Thank you very much for your purchase.

■購入番号 Confirmation Number XXXX (TEL:080-XXXX-9785)
■映画館 Theater TOHOシネマズ六本木ヒルズ TOHOCINEMAS ROPPONGI HILLS 
■上映日 Date 2008/12/5 ■時間 Time 18:40~
■合計金額 Total Price \6,000 ■座席番号 Seat Number I-24 I-25 I-26 I-27
■映画名称 Movie (字)WALL・E/ウォーリー WALLE/ENGLISH

※チケット発券時には、上記の電話番号と購入番号の入力が必要となります。
*You need the above phone number and the confirmation number
when you pick up your ticket(s) at the vit ticketing machines.

Blaine's latest...

is a dramatic video and story from South Korea about a North Korean defector who gets fights with activists as he tries to launch balloons carrying leaflets criticizing Kim Jong-il. Here's the excellent video and here's the story.

This is Blaine's first experience as a breaking-news one-man-band. He woke up at 6 a.m., talked to the defector, went to the protest, and shot video of the defector arguing with the activists, kicking a man in the head, and launching one balloon. Then Blaine went back to his hotel, wrote a story, edited the video and went to bed around midnight. Eesh!

This is what modern journalism looks like: do everything.
In the US, aquariums like Sea World try to evoke a natural vibe. Not so in Tokyo. I took the kids to the aquarium at the Prince Hotel complex in Shinagawa, where they have a bunch of tanks and a dolphin show.

The Epson Aqua Stadium is at the foot of this tall building.

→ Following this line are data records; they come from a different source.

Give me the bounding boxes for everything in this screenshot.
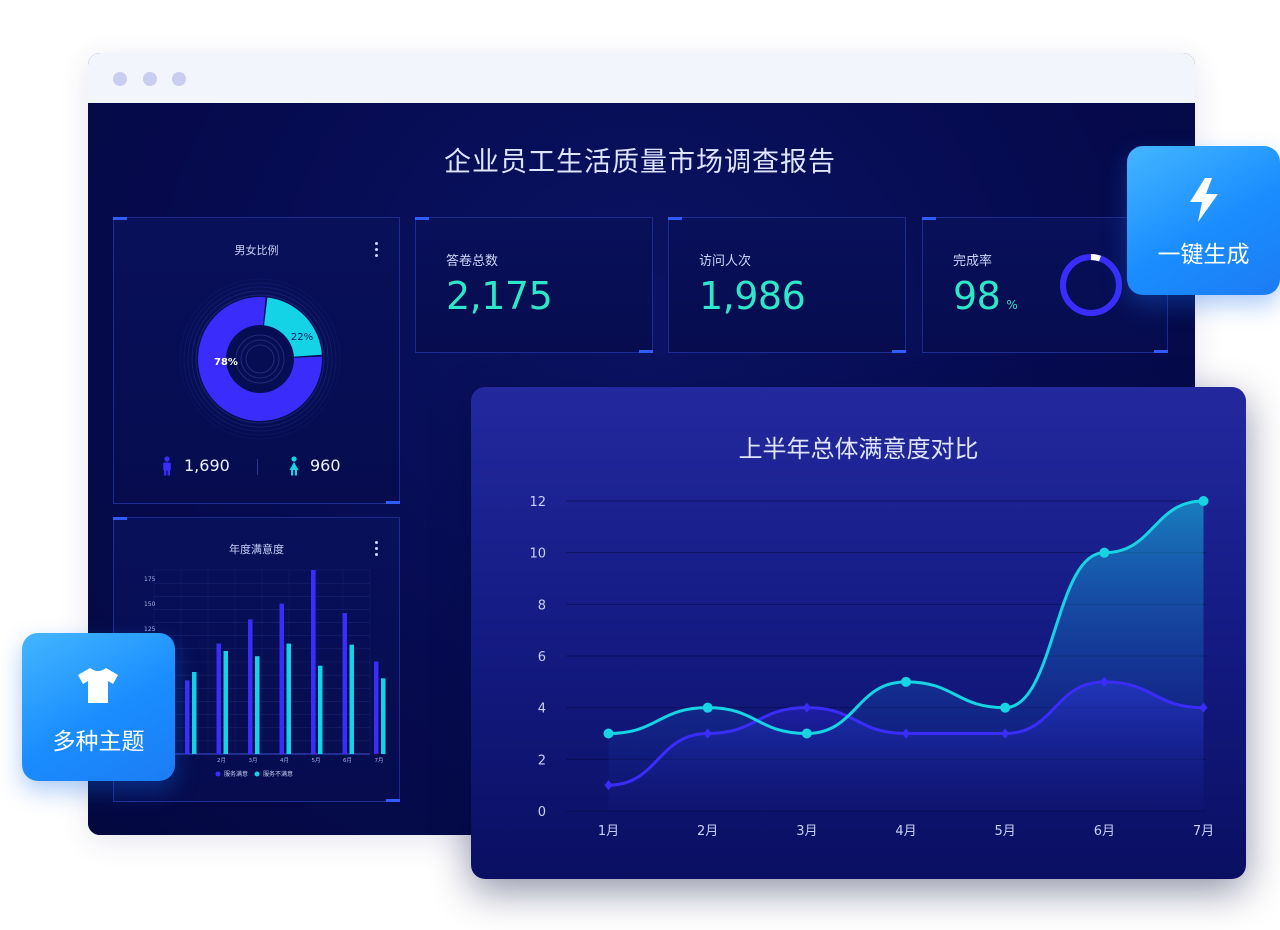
bar-satisfied bbox=[248, 619, 253, 754]
female-icon bbox=[289, 456, 299, 476]
female-percent-label: 22% bbox=[291, 332, 313, 343]
female-count: 960 bbox=[310, 456, 341, 475]
y-tick-label: 8 bbox=[538, 598, 546, 613]
x-tick-label: 6月 bbox=[1094, 824, 1115, 839]
bar-unsatisfied bbox=[381, 678, 386, 754]
legend-swatch bbox=[254, 771, 260, 777]
male-count: 1,690 bbox=[184, 456, 230, 475]
legend-label: 服务满意 bbox=[224, 770, 248, 778]
donut-hole bbox=[229, 328, 291, 390]
x-tick-label: 3月 bbox=[796, 824, 817, 839]
data-point bbox=[702, 702, 713, 713]
x-tick-label: 3月 bbox=[249, 757, 258, 764]
x-tick-label: 2月 bbox=[697, 824, 718, 839]
window-control-dot[interactable] bbox=[172, 72, 186, 86]
stat-value: 98% bbox=[953, 274, 1018, 318]
y-tick-label: 0 bbox=[538, 805, 546, 820]
bar-unsatisfied bbox=[286, 643, 291, 754]
bar-unsatisfied bbox=[318, 665, 323, 754]
bar-satisfied bbox=[311, 570, 316, 754]
x-tick-label: 5月 bbox=[995, 824, 1016, 839]
multiple-themes-badge[interactable]: 多种主题 bbox=[22, 633, 175, 781]
half-year-line-chart: 0 2 4 6 8 10 12 1月 2月 3月 4月 5月 6月 7月 bbox=[529, 495, 1214, 839]
x-tick-label: 1月 bbox=[598, 824, 619, 839]
y-tick-label: 6 bbox=[538, 650, 546, 665]
data-point bbox=[603, 728, 614, 739]
badge-label: 一键生成 bbox=[1157, 242, 1250, 268]
legend-label: 服务不满意 bbox=[263, 770, 293, 778]
badge-label: 多种主题 bbox=[52, 729, 145, 755]
one-click-generate-badge[interactable]: 一键生成 bbox=[1127, 146, 1280, 295]
divider bbox=[257, 459, 258, 475]
bar-unsatisfied bbox=[192, 671, 197, 754]
stat-value: 2,175 bbox=[446, 274, 553, 318]
completion-value: 98 bbox=[953, 274, 1001, 318]
data-point bbox=[1000, 702, 1011, 713]
x-tick-label: 2月 bbox=[217, 757, 226, 764]
gender-ratio-panel: 男女比例 78% 22% 1,690 960 bbox=[113, 217, 400, 504]
data-point bbox=[901, 676, 911, 687]
bar-satisfied bbox=[279, 603, 284, 754]
y-tick-label: 12 bbox=[529, 495, 546, 510]
bar-satisfied bbox=[374, 661, 379, 754]
x-tick-label: 7月 bbox=[1193, 824, 1214, 839]
completion-ring bbox=[1060, 254, 1122, 316]
completion-unit: % bbox=[1006, 298, 1018, 312]
dashboard-title: 企业员工生活质量市场调查报告 bbox=[444, 147, 836, 178]
stat-value: 1,986 bbox=[699, 274, 806, 318]
stat-label: 答卷总数 bbox=[446, 254, 499, 269]
y-tick-label: 2 bbox=[538, 753, 546, 768]
y-tick-label: 175 bbox=[144, 576, 156, 583]
window-control-dot[interactable] bbox=[143, 72, 157, 86]
stat-label: 访问人次 bbox=[699, 254, 752, 269]
y-tick-label: 150 bbox=[144, 601, 156, 608]
male-icon bbox=[163, 456, 171, 476]
y-tick-label: 125 bbox=[144, 626, 156, 633]
y-tick-label: 10 bbox=[529, 547, 546, 562]
x-tick-label: 4月 bbox=[280, 757, 289, 764]
legend-swatch bbox=[215, 771, 221, 777]
stat-card-total: 答卷总数 2,175 bbox=[415, 217, 653, 353]
data-point bbox=[1099, 547, 1110, 558]
data-point bbox=[1198, 496, 1209, 506]
tshirt-icon bbox=[78, 668, 118, 703]
half-year-satisfaction-card: 上半年总体满意度对比 0 2 4 6 8 10 12 1月 2月 3月 4月 5月 6月 7月 bbox=[471, 387, 1246, 879]
male-percent-label: 78% bbox=[214, 357, 238, 368]
bar-satisfied bbox=[216, 643, 221, 754]
lightning-icon bbox=[1190, 178, 1218, 222]
x-tick-label: 4月 bbox=[895, 824, 916, 839]
x-tick-label: 7月 bbox=[375, 757, 384, 764]
bar-satisfied bbox=[185, 680, 190, 754]
data-point bbox=[801, 728, 812, 739]
x-tick-label: 6月 bbox=[343, 757, 352, 764]
bar-unsatisfied bbox=[223, 650, 228, 754]
window-titlebar bbox=[88, 53, 1195, 103]
stat-label: 完成率 bbox=[953, 254, 993, 269]
x-tick-label: 5月 bbox=[312, 757, 321, 764]
bar-unsatisfied bbox=[255, 656, 260, 754]
bar-satisfied bbox=[342, 613, 347, 754]
y-tick-label: 4 bbox=[538, 702, 546, 717]
ring-remainder bbox=[1090, 254, 1101, 262]
window-control-dot[interactable] bbox=[113, 72, 127, 86]
stat-card-visits: 访问人次 1,986 bbox=[668, 217, 906, 353]
bar-unsatisfied bbox=[349, 644, 354, 754]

Up a long escalator, you come to the aquarium part - tanks with fish, of course, and a long tunnel with sawtooth sharks, an odd leopard-spotted stingray, and some enormous crabs.




Then there's the dolphin show. You walk into this stadium with several hundred seats; the stadium smells kinda...fishy.


And there are dancing girls in neon neoprene.


The aquarium hands out yellow rain slickers to people who sit in the front rows (top photo, which is unfortunately dark). As preparation is everything in Japan, businesslike women in gray suits and black pumps (second photo, center) wait with stacks of towels to hand to the drenched.



To share the actual vibe of a Tokyo aquarium - which is not dissimilar from the overall vibe in the busiest parts of Tokyo - I made some videos with my digital camera; not great quality, but pretty funny.

Here are the dancing girls:



I tried to upload the grand finale: a dolphin show on speed with music that sounds like an overjuiced record player and lyrics that are all about "joy and harmony." Seriously. But the uploading isn't working properly, so I'd rather post than wait on it.